O lado de Paisley jogou tudo o que tinha nisso. Tierney sofreu uma lesão para evitar que Jonah Ayunga convertesse outro cruzamento de John.
O Celtic tornou-se menos ameaçador no terço final. Tamosevicius fez tudo o que lhe foi pedido sem se estender demais.
Sinisalo tornou-se o mais ocupado dos dois goleiros, socando com confiança e recebendo uma série de lançamentos perigosos em lances de bola parada.
Dizia muito sobre o quão cansado o Celtic parecia que o finlandês estava perdendo tempo muito antes do final do tempo regulamentar.
Ele fez bem em evitar que Mandron reivindicasse o empate depois de bloquear um remate inicial, mas ficou impotente quando o avançado empatou segundos depois dos acréscimos.
Com o Celtic não conseguindo garantir a posse de bola, o passe longo de Freckleton foi ajudado pelo substituto Jake Young. Do lado do gol da defesa central do Celtic, o chute de pé direito de Mandron acertou no canto mais distante. Estávamos indo longe.
Você tinha que reconhecer o Celtic, no entanto. Tendo sido travados tão tarde, todo o ímpeto estava contra eles.
Eles se esforçaram para colocar o jogo à frente do Saints com quatro gols em seis minutos no primeiro período da prorrogação.
Iheanacho marcou o primeiro com uma cabeçada de relance para converter um cruzamento de James Forrest.

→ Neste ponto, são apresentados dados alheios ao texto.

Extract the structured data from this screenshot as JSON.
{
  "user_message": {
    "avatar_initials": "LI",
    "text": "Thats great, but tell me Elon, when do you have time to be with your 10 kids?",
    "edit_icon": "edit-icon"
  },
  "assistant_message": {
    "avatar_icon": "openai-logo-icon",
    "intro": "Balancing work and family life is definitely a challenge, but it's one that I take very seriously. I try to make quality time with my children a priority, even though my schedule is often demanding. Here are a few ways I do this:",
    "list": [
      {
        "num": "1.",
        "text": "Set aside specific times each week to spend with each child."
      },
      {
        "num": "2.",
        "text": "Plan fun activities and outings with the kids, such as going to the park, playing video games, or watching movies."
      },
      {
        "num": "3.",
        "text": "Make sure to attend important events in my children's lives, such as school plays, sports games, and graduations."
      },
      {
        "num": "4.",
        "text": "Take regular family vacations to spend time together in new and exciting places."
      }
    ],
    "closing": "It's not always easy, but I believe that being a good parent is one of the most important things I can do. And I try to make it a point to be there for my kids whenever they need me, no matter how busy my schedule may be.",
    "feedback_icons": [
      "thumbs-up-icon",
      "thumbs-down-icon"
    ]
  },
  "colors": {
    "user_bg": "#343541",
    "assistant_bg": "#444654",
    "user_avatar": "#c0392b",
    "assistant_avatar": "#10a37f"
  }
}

O outro substituto, McCowan, calmamente marcou o quarto gol com uma finalização de pé esquerdo, depois que a bola passou gentilmente para ele na área.
Então, depois que Iheanacho acertou o canto superior com indiferença, Benjamin Nygren conquistou seu 20º gol na temporada ao acertar um cruzamento rasteiro de Maeda.